Previously, Defense Departments officials have said that 8,400 troops were in Afghanistan as part of NATO’s Resolute Support mission. Another 2,000 U.S. forces that military officials have not publicly acknowledged are in Afghanistan to help local troops conduct counterterrorism missions.
The new count includes covert as well as temporary units, defense officials said.
Lt. Gen. Kenneth McKenzie, the director of the staff of the chairman of the Joint Chiefs, told reporters that military officials conducted a review in advance of a decision to send thousands more U.S. troops to Afghanistan under President Donald Trump’s new strategy for conducting the war effort there.
Defense officials say they still expect to increase the troop numbers in Afghanistan by close to another 4,000 troops.
President Barack Obama ostensibly ended U.S. combat missions in both Iraq and Afghanistan during his time in office, but U.S. warplanes continued to target the Islamic State and the Taliban, and U.S. special operations forces advised local fighters on the ground.
Pentagon officials said Wednesday that they are now ready to be more transparent.
“The secretary has determined we must simplify our accounting methodology and improve the public’s understanding of America’s military commitment in Afghanistan,” Pentagon spokeswoman Dana White said of Defense Secretary Jim Mattis.
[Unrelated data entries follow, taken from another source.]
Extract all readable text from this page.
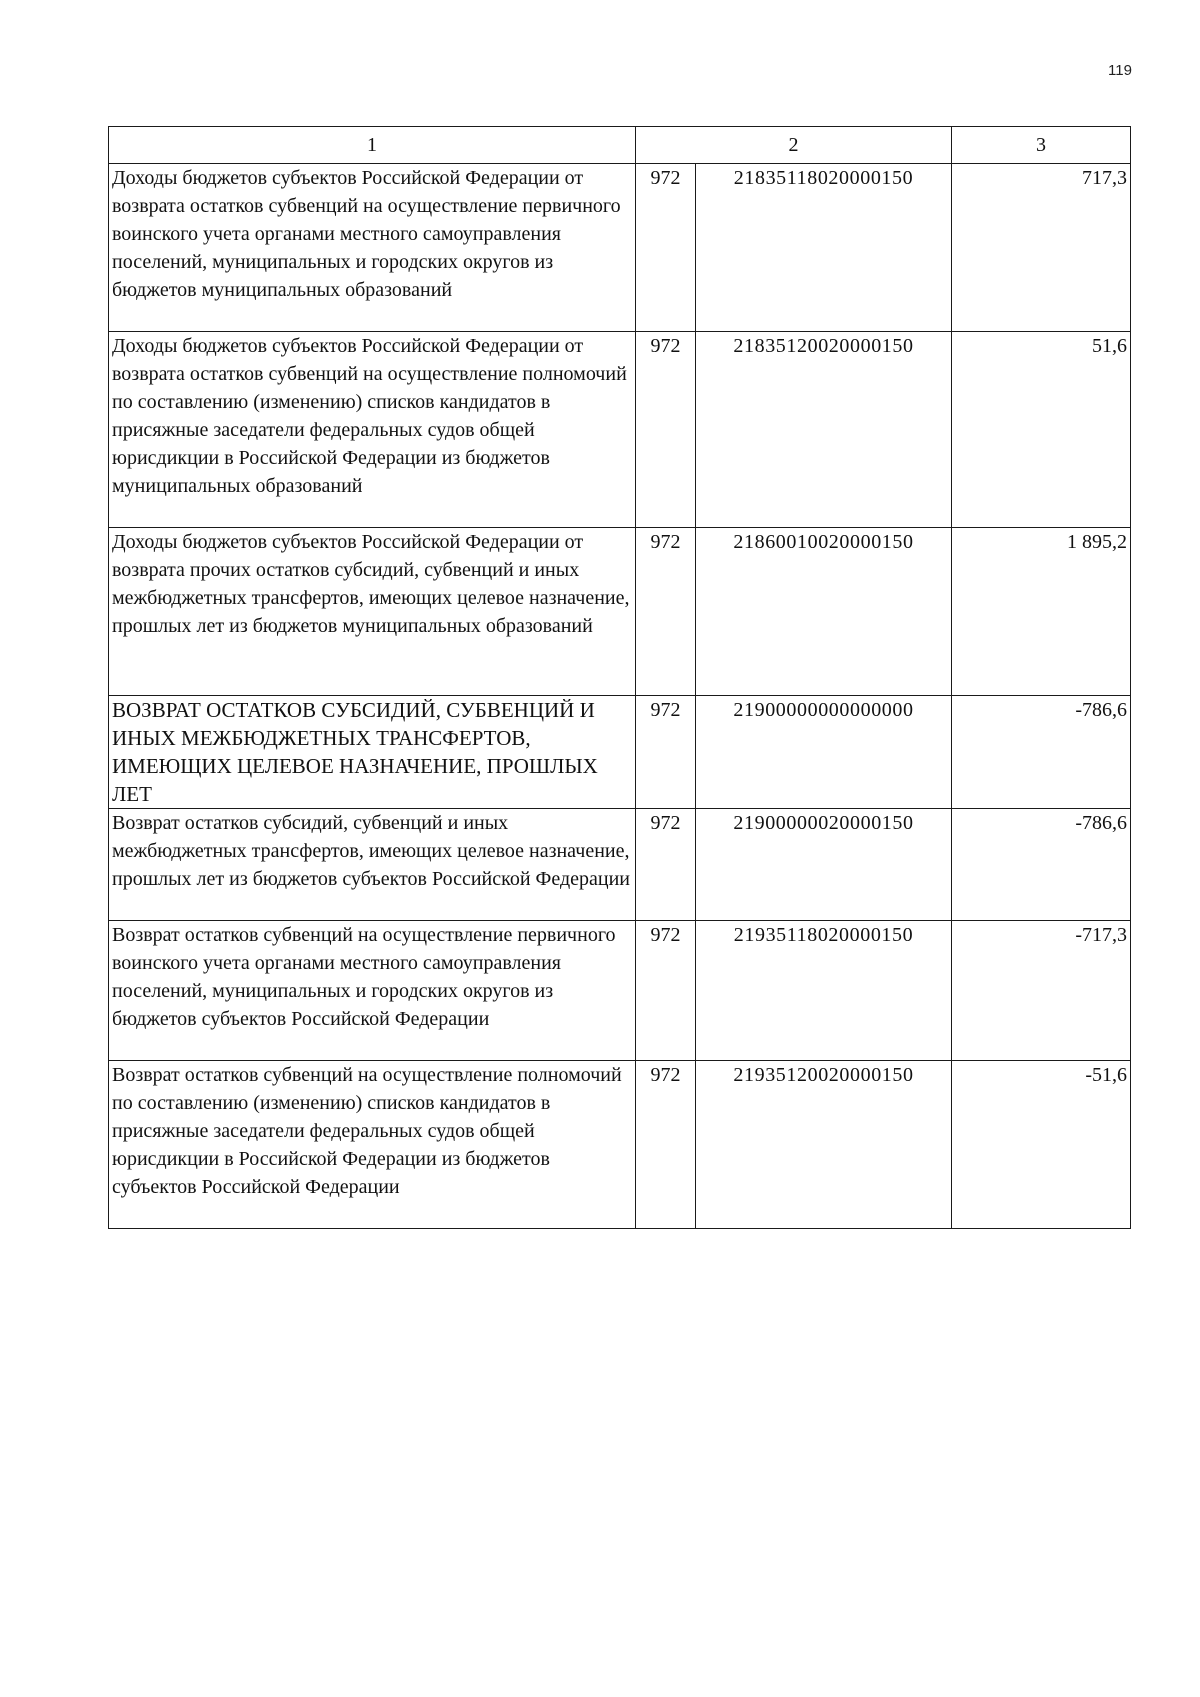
119
1	2		3
Доходы бюджетов субъектов Российской Федерации от возврата остатков субвенций на осуществление первичного воинского учета органами местного самоуправления поселений, муниципальных и городских округов из бюджетов муниципальных образований	972	21835118020000150	717,3
Доходы бюджетов субъектов Российской Федерации от возврата остатков субвенций на осуществление полномочий по составлению (изменению) списков кандидатов в присяжные заседатели федеральных судов общей юрисдикции в Российской Федерации из бюджетов муниципальных образований	972	21835120020000150	51,6
Доходы бюджетов субъектов Российской Федерации от возврата прочих остатков субсидий, субвенций и иных межбюджетных трансфертов, имеющих целевое назначение, прошлых лет из бюджетов муниципальных образований	972	21860010020000150	1 895,2
ВОЗВРАТ ОСТАТКОВ СУБСИДИЙ, СУБВЕНЦИЙ И ИНЫХ МЕЖБЮДЖЕТНЫХ ТРАНСФЕРТОВ, ИМЕЮЩИХ ЦЕЛЕВОЕ НАЗНАЧЕНИЕ, ПРОШЛЫХ ЛЕТ	972	21900000000000000	-786,6
Возврат остатков субсидий, субвенций и иных межбюджетных трансфертов, имеющих целевое назначение, прошлых лет из бюджетов субъектов Российской Федерации	972	21900000020000150	-786,6
Возврат остатков субвенций на осуществление первичного воинского учета органами местного самоуправления поселений, муниципальных и городских округов из бюджетов субъектов Российской Федерации	972	21935118020000150	-717,3
Возврат остатков субвенций на осуществление полномочий по составлению (изменению) списков кандидатов в присяжные заседатели федеральных судов общей юрисдикции в Российской Федерации из бюджетов субъектов Российской Федерации	972	21935120020000150	-51,6
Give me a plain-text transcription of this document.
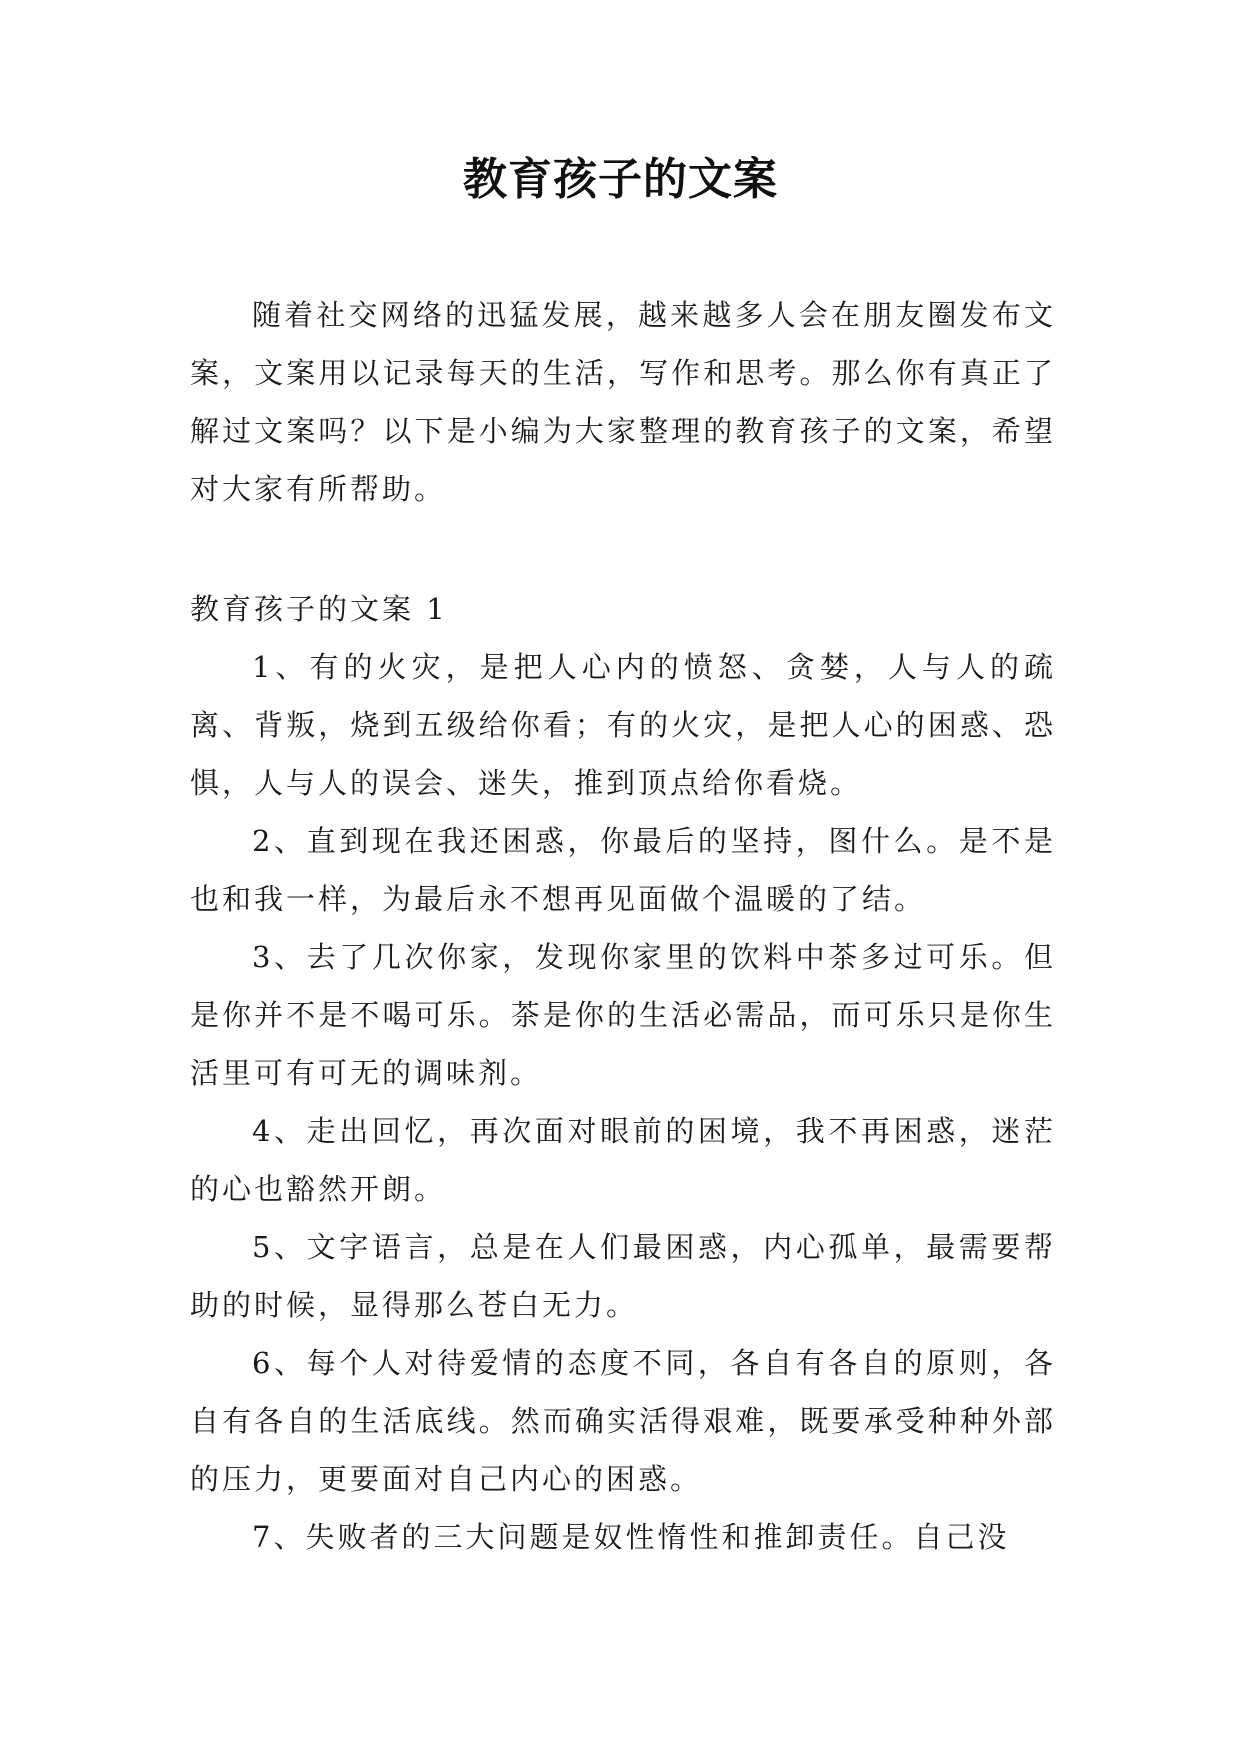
教育孩子的文案

随着社交网络的迅猛发展，越来越多人会在朋友圈发布文案，文案用以记录每天的生活，写作和思考。那么你有真正了解过文案吗？以下是小编为大家整理的教育孩子的文案，希望对大家有所帮助。

教育孩子的文案 1

1、有的火灾，是把人心内的愤怒、贪婪，人与人的疏离、背叛，烧到五级给你看；有的火灾，是把人心的困惑、恐惧，人与人的误会、迷失，推到顶点给你看烧。

2、直到现在我还困惑，你最后的坚持，图什么。是不是也和我一样，为最后永不想再见面做个温暖的了结。

3、去了几次你家，发现你家里的饮料中茶多过可乐。但是你并不是不喝可乐。茶是你的生活必需品，而可乐只是你生活里可有可无的调味剂。

4、走出回忆，再次面对眼前的困境，我不再困惑，迷茫的心也豁然开朗。

5、文字语言，总是在人们最困惑，内心孤单，最需要帮助的时候，显得那么苍白无力。

6、每个人对待爱情的态度不同，各自有各自的原则，各自有各自的生活底线。然而确实活得艰难，既要承受种种外部的压力，更要面对自己内心的困惑。

7、失败者的三大问题是奴性惰性和推卸责任。自己没
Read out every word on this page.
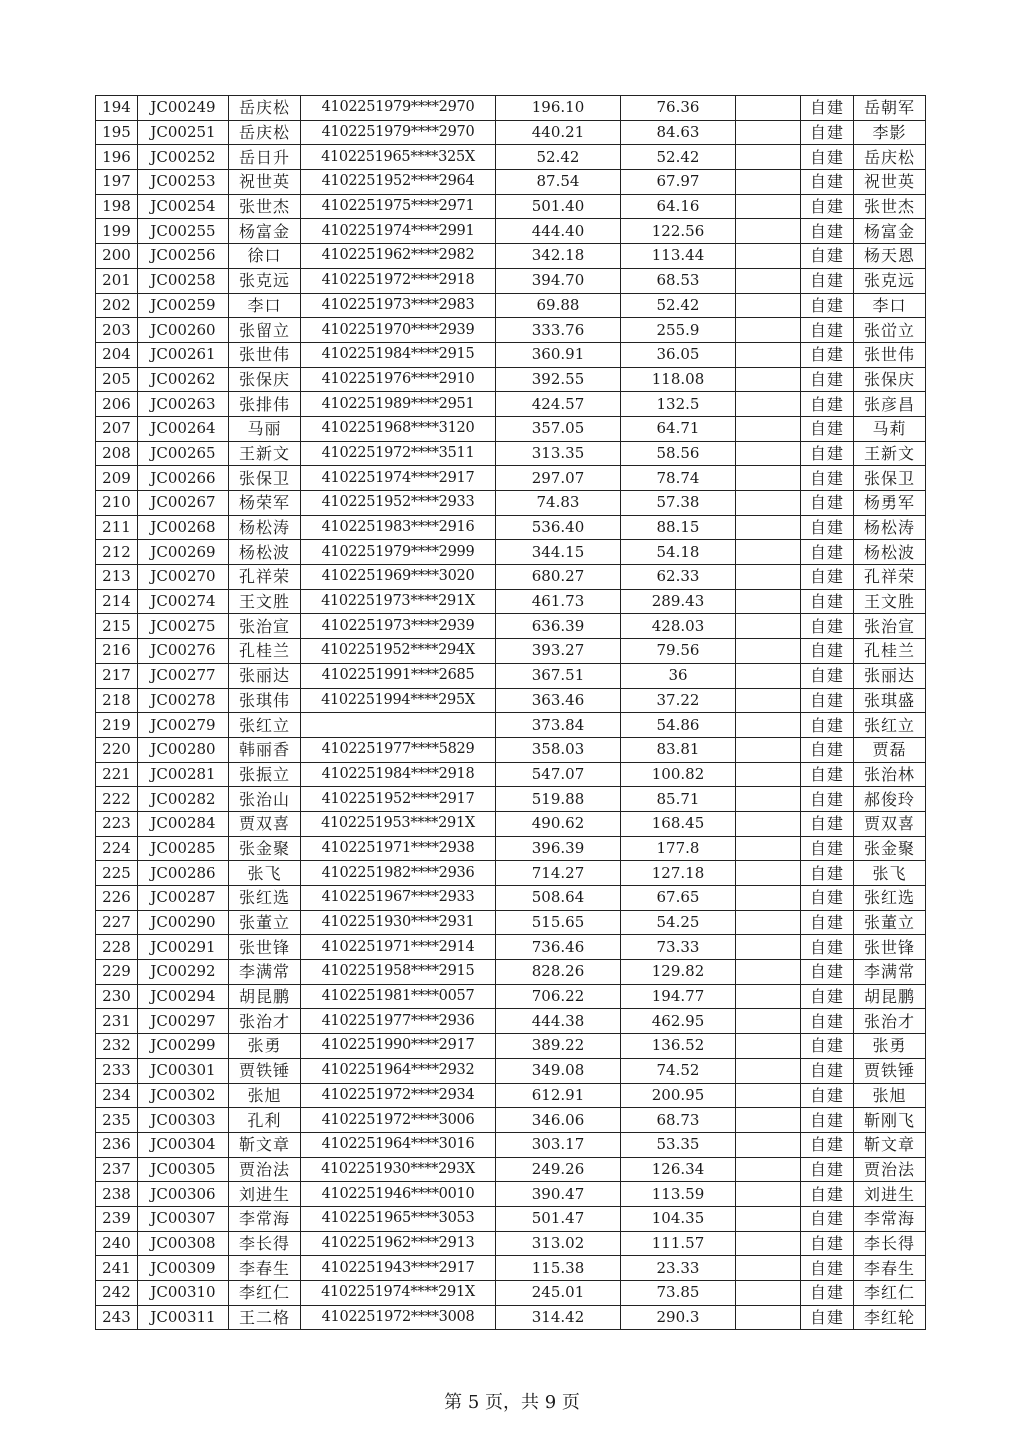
194	JC00249	岳庆松	4102251979****2970	196.10	76.36		自建	岳朝军
195	JC00251	岳庆松	4102251979****2970	440.21	84.63		自建	李影
196	JC00252	岳日升	4102251965****325X	52.42	52.42		自建	岳庆松
197	JC00253	祝世英	4102251952****2964	87.54	67.97		自建	祝世英
198	JC00254	张世杰	4102251975****2971	501.40	64.16		自建	张世杰
199	JC00255	杨富金	4102251974****2991	444.40	122.56		自建	杨富金
200	JC00256	徐口	4102251962****2982	342.18	113.44		自建	杨天恩
201	JC00258	张克远	4102251972****2918	394.70	68.53		自建	张克远
202	JC00259	李口	4102251973****2983	69.88	52.42		自建	李口
203	JC00260	张留立	4102251970****2939	333.76	255.9		自建	张峃立
204	JC00261	张世伟	4102251984****2915	360.91	36.05		自建	张世伟
205	JC00262	张保庆	4102251976****2910	392.55	118.08		自建	张保庆
206	JC00263	张排伟	4102251989****2951	424.57	132.5		自建	张彦昌
207	JC00264	马丽	4102251968****3120	357.05	64.71		自建	马莉
208	JC00265	王新文	4102251972****3511	313.35	58.56		自建	王新文
209	JC00266	张保卫	4102251974****2917	297.07	78.74		自建	张保卫
210	JC00267	杨荣军	4102251952****2933	74.83	57.38		自建	杨勇军
211	JC00268	杨松涛	4102251983****2916	536.40	88.15		自建	杨松涛
212	JC00269	杨松波	4102251979****2999	344.15	54.18		自建	杨松波
213	JC00270	孔祥荣	4102251969****3020	680.27	62.33		自建	孔祥荣
214	JC00274	王文胜	4102251973****291X	461.73	289.43		自建	王文胜
215	JC00275	张治宣	4102251973****2939	636.39	428.03		自建	张治宣
216	JC00276	孔桂兰	4102251952****294X	393.27	79.56		自建	孔桂兰
217	JC00277	张丽达	4102251991****2685	367.51	36		自建	张丽达
218	JC00278	张琪伟	4102251994****295X	363.46	37.22		自建	张琪盛
219	JC00279	张红立		373.84	54.86		自建	张红立
220	JC00280	韩丽香	4102251977****5829	358.03	83.81		自建	贾磊
221	JC00281	张振立	4102251984****2918	547.07	100.82		自建	张治林
222	JC00282	张治山	4102251952****2917	519.88	85.71		自建	郝俊玲
223	JC00284	贾双喜	4102251953****291X	490.62	168.45		自建	贾双喜
224	JC00285	张金聚	4102251971****2938	396.39	177.8		自建	张金聚
225	JC00286	张飞	4102251982****2936	714.27	127.18		自建	张飞
226	JC00287	张红选	4102251967****2933	508.64	67.65		自建	张红选
227	JC00290	张董立	4102251930****2931	515.65	54.25		自建	张董立
228	JC00291	张世锋	4102251971****2914	736.46	73.33		自建	张世锋
229	JC00292	李满常	4102251958****2915	828.26	129.82		自建	李满常
230	JC00294	胡昆鹏	4102251981****0057	706.22	194.77		自建	胡昆鹏
231	JC00297	张治才	4102251977****2936	444.38	462.95		自建	张治才
232	JC00299	张勇	4102251990****2917	389.22	136.52		自建	张勇
233	JC00301	贾铁锤	4102251964****2932	349.08	74.52		自建	贾铁锤
234	JC00302	张旭	4102251972****2934	612.91	200.95		自建	张旭
235	JC00303	孔利	4102251972****3006	346.06	68.73		自建	靳刚飞
236	JC00304	靳文章	4102251964****3016	303.17	53.35		自建	靳文章
237	JC00305	贾治法	4102251930****293X	249.26	126.34		自建	贾治法
238	JC00306	刘进生	4102251946****0010	390.47	113.59		自建	刘进生
239	JC00307	李常海	4102251965****3053	501.47	104.35		自建	李常海
240	JC00308	李长得	4102251962****2913	313.02	111.57		自建	李长得
241	JC00309	李春生	4102251943****2917	115.38	23.33		自建	李春生
242	JC00310	李红仁	4102251974****291X	245.01	73.85		自建	李红仁
243	JC00311	王二格	4102251972****3008	314.42	290.3		自建	李红轮
第 5 页，共 9 页
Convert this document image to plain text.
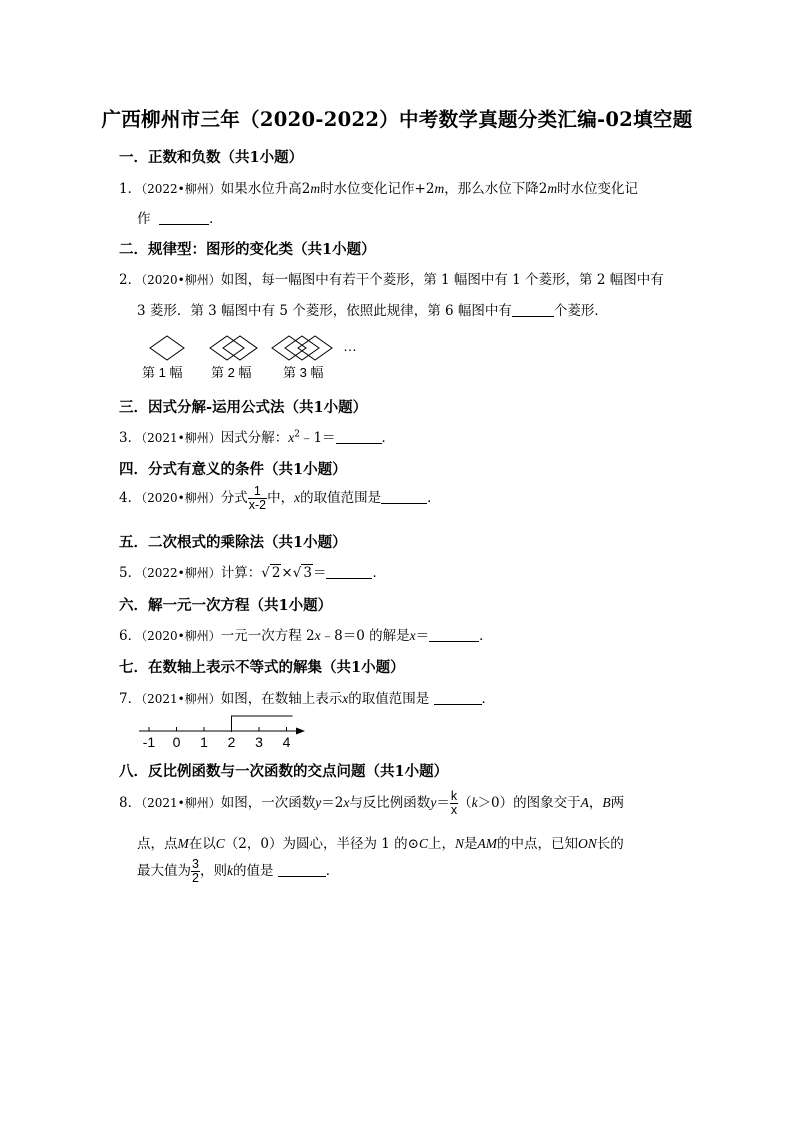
广西柳州市三年（2020-2022）中考数学真题分类汇编-02填空题
一．正数和负数（共1小题）
1．（2022•柳州）如果水位升高2m时水位变化记作+2m，那么水位下降2m时水位变化记
作	．
二．规律型：图形的变化类（共1小题）
2．（2020•柳州）如图，每一幅图中有若干个菱形，第 1 幅图中有 1 个菱形，第 2 幅图中有
3 菱形．第 3 幅图中有 5 个菱形，依照此规律，第 6 幅图中有	个菱形．
…
第 1 幅 第 2 幅 第 3 幅
三．因式分解-运用公式法（共1小题）
3．（2021•柳州）因式分解：$x^2﹣1=$	．
四．分式有意义的条件（共1小题）
4．（2020•柳州）分式 $\frac{1}{x-2}$ 中，x的取值范围是	．
五．二次根式的乘除法（共1小题）
5．（2022•柳州）计算：√ 2×√ 3＝	．
六．解一元一次方程（共1小题）
6．（2020•柳州）一元一次方程 2x﹣8＝0 的解是x＝	．
七．在数轴上表示不等式的解集（共1小题）
7．（2021•柳州）如图，在数轴上表示x的取值范围是	．
-1 0 1 2 3 4
八．反比例函数与一次函数的交点问题（共1小题）
8．（2021•柳州）如图，一次函数y＝2x与反比例函数$y= \frac{k}{x} (k>0)$的图象交于A，B两
点，点M在以C（2，0）为圆心，半径为 1 的⊙C上，N是AM的中点，已知ON长的
最大值为 $\frac{3}{2}$ ，则k的值是	．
She added that “we owe the American people as much transparency as possible while still protecting sensitive information.”
Defense Department officials would not disclose the actual numbers of U.S. troops on the ground in Iraq and Syria but said they planned to soon.
“I am pleased to see that as we prepare to execute a new strategy in Afghanistan, President Trump and Secretary Mattis have chosen to put the facts on the table,” said Rep. Mac Thornberry, R-Texas, chairman of the House Armed Services Committee, in a statement. “It is important to be up front about the importance of the mission and what it takes to succeed.”